Anyway, it works well. Except that I’ve been having too many dropped connections lately and I have no way to track down whether it’s the laptop (Dell Latitude D400, ipw2200 - mostly in Windows lately, I haven’t retested it in Ubuntu in a bit) or the AP. I updated the Windows drivers and now it periodically tries to rekey, fails, reports “duplicated RSN” whatever that means, and periodically reports authentication failures. About the same as before except that now it has better diagnostic tools to tell me in undocumented messages what went wrong, instead of just telling me that something went wrong.

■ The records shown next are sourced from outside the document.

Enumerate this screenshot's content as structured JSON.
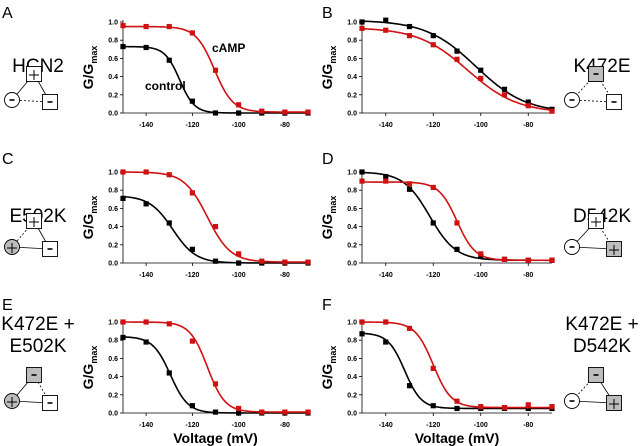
{
  "figure": {
    "x_axis_label": "Voltage (mV)",
    "y_axis_label_main": "G/G",
    "y_axis_label_sub": "max",
    "series_colors": {
      "control": "#000000",
      "cAMP": "#d11111"
    },
    "symbol_colors": {
      "box_fill_neutral": "#ffffff",
      "box_fill_mutated": "#bdbdbd"
    }
  },
  "chart_data": [
    {
      "panel": "A",
      "type": "line",
      "construct_lines": [
        "HCN2"
      ],
      "xlim": [
        -150,
        -70
      ],
      "ylim": [
        0,
        1
      ],
      "x_ticks": [
        -140,
        -120,
        -100,
        -80
      ],
      "y_ticks": [
        "0.0",
        "0.2",
        "0.4",
        "0.6",
        "0.8",
        "1.0"
      ],
      "annotations": [
        {
          "text": "cAMP",
          "series": "cAMP"
        },
        {
          "text": "control",
          "series": "control"
        }
      ],
      "x": [
        -150,
        -140,
        -130,
        -120,
        -110,
        -100,
        -90,
        -80,
        -70
      ],
      "series": [
        {
          "name": "control",
          "values": [
            0.73,
            0.72,
            0.58,
            0.13,
            0.0,
            0.0,
            0.0,
            0.0,
            0.0
          ],
          "fit": {
            "top": 0.73,
            "bottom": 0.0,
            "v_half": -125.5,
            "slope": 3.2
          }
        },
        {
          "name": "cAMP",
          "values": [
            0.96,
            0.95,
            0.95,
            0.88,
            0.47,
            0.09,
            0.02,
            0.01,
            0.01
          ],
          "fit": {
            "top": 0.95,
            "bottom": 0.01,
            "v_half": -110.5,
            "slope": 4.0
          }
        }
      ],
      "diagram": {
        "top": {
          "shape": "square",
          "sign": "+",
          "mutated": false
        },
        "left": {
          "shape": "circle",
          "sign": "-",
          "mutated": false
        },
        "right": {
          "shape": "square",
          "sign": "-",
          "mutated": false
        },
        "edges": {
          "top_left": "solid",
          "top_right": "solid",
          "left_right": "dashed"
        }
      }
    },
    {
      "panel": "B",
      "type": "line",
      "construct_lines": [
        "K472E"
      ],
      "xlim": [
        -150,
        -70
      ],
      "ylim": [
        0,
        1
      ],
      "x_ticks": [
        -140,
        -120,
        -100,
        -80
      ],
      "y_ticks": [
        "0.0",
        "0.2",
        "0.4",
        "0.6",
        "0.8",
        "1.0"
      ],
      "annotations": [],
      "x": [
        -150,
        -140,
        -130,
        -120,
        -110,
        -100,
        -90,
        -80,
        -70
      ],
      "series": [
        {
          "name": "control",
          "values": [
            1.0,
            1.02,
            0.95,
            0.85,
            0.68,
            0.47,
            0.26,
            0.12,
            0.04
          ],
          "fit": {
            "top": 1.02,
            "bottom": 0.0,
            "v_half": -102.0,
            "slope": 10.5
          }
        },
        {
          "name": "cAMP",
          "values": [
            0.93,
            0.91,
            0.85,
            0.75,
            0.59,
            0.38,
            0.2,
            0.08,
            0.02
          ],
          "fit": {
            "top": 0.94,
            "bottom": 0.0,
            "v_half": -105.5,
            "slope": 10.5
          }
        }
      ],
      "diagram": {
        "top": {
          "shape": "square",
          "sign": "-",
          "mutated": true
        },
        "left": {
          "shape": "circle",
          "sign": "-",
          "mutated": false
        },
        "right": {
          "shape": "square",
          "sign": "-",
          "mutated": false
        },
        "edges": {
          "top_left": "dashed",
          "top_right": "dashed",
          "left_right": "dashed"
        }
      }
    },
    {
      "panel": "C",
      "type": "line",
      "construct_lines": [
        "E502K"
      ],
      "xlim": [
        -150,
        -70
      ],
      "ylim": [
        0,
        1
      ],
      "x_ticks": [
        -140,
        -120,
        -100,
        -80
      ],
      "y_ticks": [
        "0.0",
        "0.2",
        "0.4",
        "0.6",
        "0.8",
        "1.0"
      ],
      "annotations": [],
      "x": [
        -150,
        -140,
        -130,
        -120,
        -110,
        -100,
        -90,
        -80,
        -70
      ],
      "series": [
        {
          "name": "control",
          "values": [
            0.71,
            0.65,
            0.44,
            0.15,
            0.02,
            0.0,
            0.0,
            0.0,
            0.0
          ],
          "fit": {
            "top": 0.74,
            "bottom": 0.0,
            "v_half": -128.5,
            "slope": 5.0
          }
        },
        {
          "name": "cAMP",
          "values": [
            1.0,
            1.0,
            0.97,
            0.77,
            0.4,
            0.1,
            0.02,
            0.01,
            0.01
          ],
          "fit": {
            "top": 1.0,
            "bottom": 0.01,
            "v_half": -113.5,
            "slope": 5.0
          }
        }
      ],
      "diagram": {
        "top": {
          "shape": "square",
          "sign": "+",
          "mutated": false
        },
        "left": {
          "shape": "circle",
          "sign": "+",
          "mutated": true
        },
        "right": {
          "shape": "square",
          "sign": "-",
          "mutated": false
        },
        "edges": {
          "top_left": "dashed",
          "top_right": "solid",
          "left_right": "solid"
        }
      }
    },
    {
      "panel": "D",
      "type": "line",
      "construct_lines": [
        "D542K"
      ],
      "xlim": [
        -150,
        -70
      ],
      "ylim": [
        0,
        1
      ],
      "x_ticks": [
        -140,
        -120,
        -100,
        -80
      ],
      "y_ticks": [
        "0.0",
        "0.2",
        "0.4",
        "0.6",
        "0.8",
        "1.0"
      ],
      "annotations": [],
      "x": [
        -150,
        -140,
        -130,
        -120,
        -110,
        -100,
        -90,
        -80,
        -70
      ],
      "series": [
        {
          "name": "control",
          "values": [
            1.0,
            0.95,
            0.81,
            0.44,
            0.15,
            0.08,
            0.04,
            0.03,
            0.03
          ],
          "fit": {
            "top": 1.0,
            "bottom": 0.03,
            "v_half": -121.5,
            "slope": 5.5
          }
        },
        {
          "name": "cAMP",
          "values": [
            0.9,
            0.9,
            0.87,
            0.83,
            0.44,
            0.1,
            0.04,
            0.03,
            0.03
          ],
          "fit": {
            "top": 0.89,
            "bottom": 0.03,
            "v_half": -110.0,
            "slope": 3.8
          }
        }
      ],
      "diagram": {
        "top": {
          "shape": "square",
          "sign": "+",
          "mutated": false
        },
        "left": {
          "shape": "circle",
          "sign": "-",
          "mutated": false
        },
        "right": {
          "shape": "square",
          "sign": "+",
          "mutated": true
        },
        "edges": {
          "top_left": "solid",
          "top_right": "dashed",
          "left_right": "solid"
        }
      }
    },
    {
      "panel": "E",
      "type": "line",
      "construct_lines": [
        "K472E +",
        "E502K"
      ],
      "xlim": [
        -150,
        -70
      ],
      "ylim": [
        0,
        1
      ],
      "x_ticks": [
        -140,
        -120,
        -100,
        -80
      ],
      "y_ticks": [
        "0.0",
        "0.2",
        "0.4",
        "0.6",
        "0.8",
        "1.0"
      ],
      "annotations": [],
      "x": [
        -150,
        -140,
        -130,
        -120,
        -110,
        -100,
        -90,
        -80,
        -70
      ],
      "series": [
        {
          "name": "control",
          "values": [
            0.83,
            0.78,
            0.44,
            0.08,
            0.01,
            0.0,
            0.0,
            0.0,
            0.0
          ],
          "fit": {
            "top": 0.84,
            "bottom": 0.0,
            "v_half": -129.5,
            "slope": 3.8
          }
        },
        {
          "name": "cAMP",
          "values": [
            1.0,
            1.0,
            0.98,
            0.79,
            0.32,
            0.05,
            0.01,
            0.01,
            0.01
          ],
          "fit": {
            "top": 1.0,
            "bottom": 0.01,
            "v_half": -113.5,
            "slope": 3.8
          }
        }
      ],
      "diagram": {
        "top": {
          "shape": "square",
          "sign": "-",
          "mutated": true
        },
        "left": {
          "shape": "circle",
          "sign": "+",
          "mutated": true
        },
        "right": {
          "shape": "square",
          "sign": "-",
          "mutated": false
        },
        "edges": {
          "top_left": "solid",
          "top_right": "dashed",
          "left_right": "solid"
        }
      }
    },
    {
      "panel": "F",
      "type": "line",
      "construct_lines": [
        "K472E +",
        "D542K"
      ],
      "xlim": [
        -150,
        -70
      ],
      "ylim": [
        0,
        1
      ],
      "x_ticks": [
        -140,
        -120,
        -100,
        -80
      ],
      "y_ticks": [
        "0.0",
        "0.2",
        "0.4",
        "0.6",
        "0.8",
        "1.0"
      ],
      "annotations": [],
      "x": [
        -150,
        -140,
        -130,
        -120,
        -110,
        -100,
        -90,
        -80,
        -70
      ],
      "series": [
        {
          "name": "control",
          "values": [
            0.87,
            0.78,
            0.3,
            0.08,
            0.05,
            0.05,
            0.05,
            0.05,
            0.05
          ],
          "fit": {
            "top": 0.88,
            "bottom": 0.05,
            "v_half": -132.0,
            "slope": 3.5
          }
        },
        {
          "name": "cAMP",
          "values": [
            1.0,
            1.0,
            0.93,
            0.49,
            0.13,
            0.07,
            0.06,
            0.09,
            0.07
          ],
          "fit": {
            "top": 1.0,
            "bottom": 0.06,
            "v_half": -120.0,
            "slope": 3.8
          }
        }
      ],
      "diagram": {
        "top": {
          "shape": "square",
          "sign": "-",
          "mutated": true
        },
        "left": {
          "shape": "circle",
          "sign": "-",
          "mutated": false
        },
        "right": {
          "shape": "square",
          "sign": "+",
          "mutated": true
        },
        "edges": {
          "top_left": "dashed",
          "top_right": "solid",
          "left_right": "solid"
        }
      }
    }
  ]
}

So I next went looking for an updated driver for the other end. Which was a mistake. Note to others: if most of your packages are on a cromfs, running “ipkg update” is going to tear through your available MTD space really fast.

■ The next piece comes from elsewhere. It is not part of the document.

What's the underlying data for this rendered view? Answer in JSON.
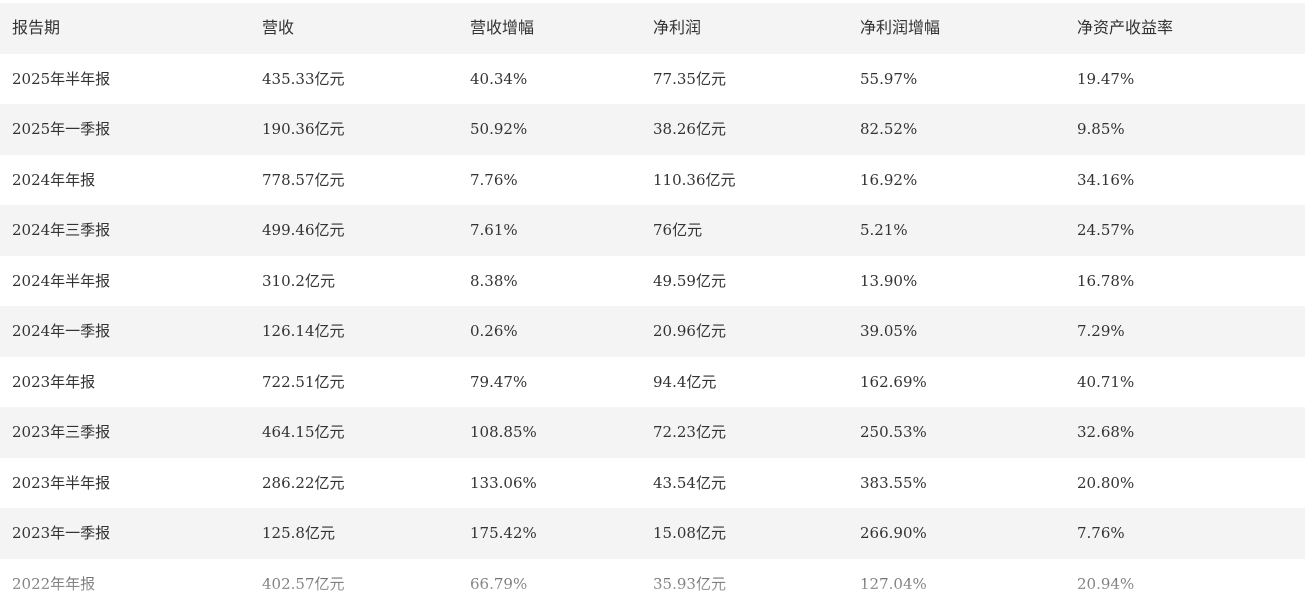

And ipkg is not graceful at updates the way dpkg is; it failed to upgrade base-files due to file conflicts, leaving the updated dnsmasq unable to start. These are the same sorts of conflicts that you see in apt-get upgrade periodically: files moving from one package to another without sufficient package relationships (or in ipkg’s case, maybe sufficient package manager support) to do it seamlessly. Then when I retried the update it succeeded, but it wiped out my firewall config and password file without asking.
I don’t really blame OpenWRT for this. “ipkg update” just isn’t a good idea with their tools. But I miss apt. And I really miss 2.6 kernels; the binary-only Broadcom drivers that power the WRT54G only work on 2.4.30. And it’s tight on flash/RAM anyway.
So I went looking at options. Obviously, I can’t get something that does exactly what I want for the kind of mass-market price the WRT54G sells at. But a suggestion from a coworker sent me looking at Mini-ITX systems, like the nice-looking Mini-Box M200. And at smaller things, like the WRAP WiFi and Soekris boards.
I haven’t done a hardware project of any sort since last summer, so I’m thinking about building myself an access point with benefits. I haven’t decided what the benefits will be yet - if I get something like one of the Soekris boards, probably just bigger compact flash and back to dnsmasq for internal DHCP. But if I get a Mini-ITX system, I can throw a hard drive in it, arrange over-the-network backups, and use it as an incoming mail hub. This would let me decomission one of the always-on computers in my office. A mighty attractive proposition, although a bit less so now that the heat wave has broken.